Menurut Taufik Abdullah, (1999:48) dalam buku yang berjudul “Refleksi Agenda Reformasi” mengatakan
bahwa ada tiga dimensi yang perlu diperbaiki, yakni: Pertama, perbaikan terhadap semua penyimpangan yang terjadi. KKN
dan pelanggaran HAM yang bermacam-macam corak itu termasuk dalam dimensi
pertama ini. Kedua, penghapusan segala faktor, baik yang berupa hukum serta
kelembagaan, maupun sistem politik, yang telah memungkinkan penyimpangan itu
terjadi. Dan ketiga, peletakan dasar baru dari kehidupan kenegaraan.
Sebagai upaya
lebih lanjut dari ketiga dimensi di atas ini, Indonesia telah memberlakukan desentralisasi
dan otonomi seluas-luasnya di seluruh daerah Nusantara melalui Undang-undang
No. 22 Tahun 1999 yang kemudian direvisi menjadi UU No. 32 Tahun 2004 tentang
Pemerintahan Daerah untuk mengatur dan mengurus rumah tangganya sendiri sesuai
dengan prakarsa masyarakat, dengan tujuan mendekatkan masyarakat pada
pemerintah, mempermudah efektifitas pelayanan publik, membina kehidupan berdemokrasi
di aras lokal dan sebagainya.
Berdasarkan
beberapa pertimbangan, baik dari aspek sosio-kultur, ekonomi dan politik , maka
beberapa provinsi diberlakukan otonomi
khusus, seperti Daerah Khusus Ibu Kota (DKI) Jakarta, Daerah Istimewa
Yogyakarta (DIY), Ace dan Papua. Status Otonomi Khusus bagi Papua melalui UU
Nomor 21 Tahun 2001 telah mengamanatkan: Pertama,
kebijakan dan aksi keberpihakan (affirmative
policy and action) terhadap orang asli Papua. Kedua, kebijakan dan aksi
perlindungan (protetive policy and action)

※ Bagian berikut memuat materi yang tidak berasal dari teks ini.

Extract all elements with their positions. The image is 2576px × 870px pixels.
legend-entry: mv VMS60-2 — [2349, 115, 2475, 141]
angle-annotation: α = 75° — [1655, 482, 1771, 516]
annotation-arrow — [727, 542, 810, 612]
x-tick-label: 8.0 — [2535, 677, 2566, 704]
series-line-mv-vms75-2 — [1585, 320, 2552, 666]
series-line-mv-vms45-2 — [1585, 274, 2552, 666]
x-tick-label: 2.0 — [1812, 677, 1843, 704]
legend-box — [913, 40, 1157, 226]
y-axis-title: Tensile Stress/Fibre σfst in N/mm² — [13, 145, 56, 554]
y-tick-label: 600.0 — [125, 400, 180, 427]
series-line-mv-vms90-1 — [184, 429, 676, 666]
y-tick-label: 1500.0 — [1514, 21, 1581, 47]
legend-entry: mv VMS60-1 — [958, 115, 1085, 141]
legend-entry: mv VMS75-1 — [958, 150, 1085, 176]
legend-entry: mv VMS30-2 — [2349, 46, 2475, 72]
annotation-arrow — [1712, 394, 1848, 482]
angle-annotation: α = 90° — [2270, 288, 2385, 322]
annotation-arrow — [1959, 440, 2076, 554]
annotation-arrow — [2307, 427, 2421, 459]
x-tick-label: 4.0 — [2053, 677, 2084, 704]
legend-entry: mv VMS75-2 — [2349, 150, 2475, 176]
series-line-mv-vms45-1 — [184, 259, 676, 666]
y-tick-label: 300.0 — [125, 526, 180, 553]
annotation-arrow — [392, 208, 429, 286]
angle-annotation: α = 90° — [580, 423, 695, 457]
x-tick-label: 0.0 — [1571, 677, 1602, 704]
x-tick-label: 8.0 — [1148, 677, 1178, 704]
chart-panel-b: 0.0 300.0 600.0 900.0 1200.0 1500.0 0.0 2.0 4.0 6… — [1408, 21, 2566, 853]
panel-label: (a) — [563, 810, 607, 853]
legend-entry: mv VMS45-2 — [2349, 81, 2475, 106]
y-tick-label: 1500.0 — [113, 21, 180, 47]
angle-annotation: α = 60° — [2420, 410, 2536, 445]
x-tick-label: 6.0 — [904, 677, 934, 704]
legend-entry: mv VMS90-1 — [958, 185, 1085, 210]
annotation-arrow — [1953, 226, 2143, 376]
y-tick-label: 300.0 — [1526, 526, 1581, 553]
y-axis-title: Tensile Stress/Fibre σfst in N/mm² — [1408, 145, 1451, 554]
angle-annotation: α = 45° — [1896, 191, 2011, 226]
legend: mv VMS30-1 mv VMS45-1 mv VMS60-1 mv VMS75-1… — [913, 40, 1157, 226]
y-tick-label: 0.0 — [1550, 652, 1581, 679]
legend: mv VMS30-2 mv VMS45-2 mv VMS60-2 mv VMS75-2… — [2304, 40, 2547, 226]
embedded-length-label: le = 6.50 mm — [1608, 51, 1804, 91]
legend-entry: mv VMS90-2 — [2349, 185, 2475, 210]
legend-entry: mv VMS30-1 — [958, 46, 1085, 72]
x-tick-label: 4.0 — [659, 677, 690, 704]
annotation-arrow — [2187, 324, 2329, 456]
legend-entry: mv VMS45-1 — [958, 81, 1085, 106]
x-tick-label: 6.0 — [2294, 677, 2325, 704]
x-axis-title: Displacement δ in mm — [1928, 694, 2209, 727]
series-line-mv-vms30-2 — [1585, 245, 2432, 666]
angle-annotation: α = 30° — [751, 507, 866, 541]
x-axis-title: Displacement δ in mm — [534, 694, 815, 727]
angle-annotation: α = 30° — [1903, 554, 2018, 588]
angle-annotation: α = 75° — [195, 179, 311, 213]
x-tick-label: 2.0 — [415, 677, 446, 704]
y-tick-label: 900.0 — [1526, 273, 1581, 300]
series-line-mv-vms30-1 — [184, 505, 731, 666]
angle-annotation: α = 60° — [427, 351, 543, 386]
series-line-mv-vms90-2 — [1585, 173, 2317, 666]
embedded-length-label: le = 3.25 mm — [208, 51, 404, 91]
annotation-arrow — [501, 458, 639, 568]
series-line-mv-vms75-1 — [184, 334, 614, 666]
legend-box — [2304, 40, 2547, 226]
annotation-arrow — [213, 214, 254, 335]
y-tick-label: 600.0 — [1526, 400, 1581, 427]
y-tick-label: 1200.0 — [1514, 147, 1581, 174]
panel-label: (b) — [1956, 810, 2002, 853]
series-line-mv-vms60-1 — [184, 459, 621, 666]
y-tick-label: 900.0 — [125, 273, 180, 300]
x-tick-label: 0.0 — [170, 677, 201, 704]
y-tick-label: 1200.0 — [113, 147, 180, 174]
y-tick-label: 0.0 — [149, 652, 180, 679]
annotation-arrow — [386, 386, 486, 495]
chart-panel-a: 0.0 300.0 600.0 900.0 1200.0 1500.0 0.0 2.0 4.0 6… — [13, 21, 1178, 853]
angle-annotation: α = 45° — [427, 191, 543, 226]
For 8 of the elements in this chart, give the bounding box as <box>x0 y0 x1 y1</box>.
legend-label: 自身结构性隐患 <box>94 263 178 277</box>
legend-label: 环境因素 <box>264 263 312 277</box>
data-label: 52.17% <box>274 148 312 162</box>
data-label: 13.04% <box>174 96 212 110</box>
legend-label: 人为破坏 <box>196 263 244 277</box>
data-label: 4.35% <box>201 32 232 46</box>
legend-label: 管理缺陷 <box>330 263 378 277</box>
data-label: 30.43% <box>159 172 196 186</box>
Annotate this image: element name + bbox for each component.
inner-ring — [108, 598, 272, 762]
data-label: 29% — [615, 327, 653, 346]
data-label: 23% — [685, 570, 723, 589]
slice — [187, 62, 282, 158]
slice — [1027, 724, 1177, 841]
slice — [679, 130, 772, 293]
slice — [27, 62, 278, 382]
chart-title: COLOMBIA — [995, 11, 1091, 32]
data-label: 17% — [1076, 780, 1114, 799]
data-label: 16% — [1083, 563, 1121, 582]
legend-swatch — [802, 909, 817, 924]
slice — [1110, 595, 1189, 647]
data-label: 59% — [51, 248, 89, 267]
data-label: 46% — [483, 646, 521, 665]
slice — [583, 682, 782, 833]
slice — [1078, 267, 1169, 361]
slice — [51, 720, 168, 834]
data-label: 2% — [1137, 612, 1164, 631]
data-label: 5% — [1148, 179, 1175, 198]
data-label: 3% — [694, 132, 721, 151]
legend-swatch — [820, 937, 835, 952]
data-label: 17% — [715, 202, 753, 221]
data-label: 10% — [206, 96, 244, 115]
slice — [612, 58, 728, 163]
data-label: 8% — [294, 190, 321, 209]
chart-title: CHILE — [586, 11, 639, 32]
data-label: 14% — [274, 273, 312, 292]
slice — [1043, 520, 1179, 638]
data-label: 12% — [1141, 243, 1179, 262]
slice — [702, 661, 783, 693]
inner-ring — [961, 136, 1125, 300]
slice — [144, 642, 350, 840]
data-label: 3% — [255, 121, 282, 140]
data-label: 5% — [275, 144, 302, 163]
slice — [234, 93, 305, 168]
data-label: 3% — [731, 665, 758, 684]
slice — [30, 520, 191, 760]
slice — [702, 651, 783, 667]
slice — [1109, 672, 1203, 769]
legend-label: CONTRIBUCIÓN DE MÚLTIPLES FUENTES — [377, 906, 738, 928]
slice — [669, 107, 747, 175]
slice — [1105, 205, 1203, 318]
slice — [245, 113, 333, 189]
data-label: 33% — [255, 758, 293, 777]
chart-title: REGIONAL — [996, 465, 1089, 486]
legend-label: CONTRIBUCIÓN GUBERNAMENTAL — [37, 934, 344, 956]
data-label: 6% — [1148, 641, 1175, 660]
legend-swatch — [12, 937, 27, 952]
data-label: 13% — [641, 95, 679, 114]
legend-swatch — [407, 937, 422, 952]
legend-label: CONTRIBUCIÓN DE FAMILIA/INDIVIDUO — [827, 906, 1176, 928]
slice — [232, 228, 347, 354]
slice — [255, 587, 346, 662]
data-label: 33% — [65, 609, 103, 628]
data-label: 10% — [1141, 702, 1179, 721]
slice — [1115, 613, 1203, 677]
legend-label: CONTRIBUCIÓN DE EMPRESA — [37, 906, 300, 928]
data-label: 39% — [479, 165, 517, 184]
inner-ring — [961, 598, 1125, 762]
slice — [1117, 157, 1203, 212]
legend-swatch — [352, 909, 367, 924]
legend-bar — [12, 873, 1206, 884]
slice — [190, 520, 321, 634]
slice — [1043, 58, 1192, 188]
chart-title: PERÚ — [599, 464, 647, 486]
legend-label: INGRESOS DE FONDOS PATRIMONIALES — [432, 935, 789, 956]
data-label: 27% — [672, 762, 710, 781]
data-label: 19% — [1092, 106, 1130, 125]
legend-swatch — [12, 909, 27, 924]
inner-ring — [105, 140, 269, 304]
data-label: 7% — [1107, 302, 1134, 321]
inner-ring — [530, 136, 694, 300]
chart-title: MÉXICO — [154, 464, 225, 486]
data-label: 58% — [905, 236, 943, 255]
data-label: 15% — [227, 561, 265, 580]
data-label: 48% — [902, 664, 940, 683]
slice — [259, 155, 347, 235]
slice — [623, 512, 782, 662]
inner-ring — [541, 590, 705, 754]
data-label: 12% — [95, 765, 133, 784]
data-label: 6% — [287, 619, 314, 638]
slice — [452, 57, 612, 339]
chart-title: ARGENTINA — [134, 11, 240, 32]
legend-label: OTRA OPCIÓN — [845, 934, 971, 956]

terhadap orang asli Papua. Ketiga, kebijkan dan aksi pemberdayaan (empowermental policy and action)
terhadap orang asli Papua.
Namun, dalam
implementasinya masih jauh dari harapan dan tujuan reformasi serta pemberlakuan otonomi daerah dan/atau otonomi
khusus. Hal senada juga dikemukakan oleh Taufik Abdullah, (1999:48) bahwa seruan
reformasi bukan saja memberi kesan seakan-akan menjadikan masalah “gawat
darurat” kurang penting, malah seperti dulu juga-telah pula mulai menaburkan
benih “dendam sejarah”. Sementara itu, suara dari kalangan DPR dan TNI memberi
kesan seakan-akan hanya tertarik pada faktor-faktor yang memungkinkan segala
penyimpangan itu terjadi.
Di Papua,
terlebih khusus di Kabupaten Paniai dalam memaknai amanat otsus tersebut memberikan
cerita yang berbeda. Perbedaan itu terletak pada manajemen birokrasi itu
sendiri yang sangat membingungkan sekaligus membosankan serta menjauhkan masyarakat
dari keberadaan pemerintah itu sendiri. Hal ini terjadi karena pemerintahan
yang ada di daerah ini telah membentuk monoloyalitas pemerintahan hingga
tercipta peluang terjadinya penyimpangan yang tentu mengorbankan kepentingan
masyarakat. Terjadinya penyimpangan dalam birokrasi di Paniai dapat terlihat
jelas dengan kualitas pelayanan publik yang diberikan oleh pemerintah di daerah
ini.
Masalah pelayanan
publik semua instansi di Paniai masih
sangat jauh dari harapan. Pelayanan yang diberikan kepada masyarakat selalu
disertai dengan istilah, seperti: Tunggu Bos, Uang Administrasi plus Tanda
Tangan, Ini Masa OTSUS dan sebagainya. Sementara dikalangan pemerintah saling
melayani antara Bawahan dan Atasan sedangkan Dewan Perwakilan Rakyat Daerah
(DPRD) sebagai mitra kerja pemda sangat mandul. Konteks tersebut dapat
dijelaskan secara singkat pada bagian berikut ini.
Istilah “Tunggu
Bos”
Istilah “TUNGGU
BOS” sudah tidak asing dalam berjalannya roda pemerintahan di Kabupaten Paniai.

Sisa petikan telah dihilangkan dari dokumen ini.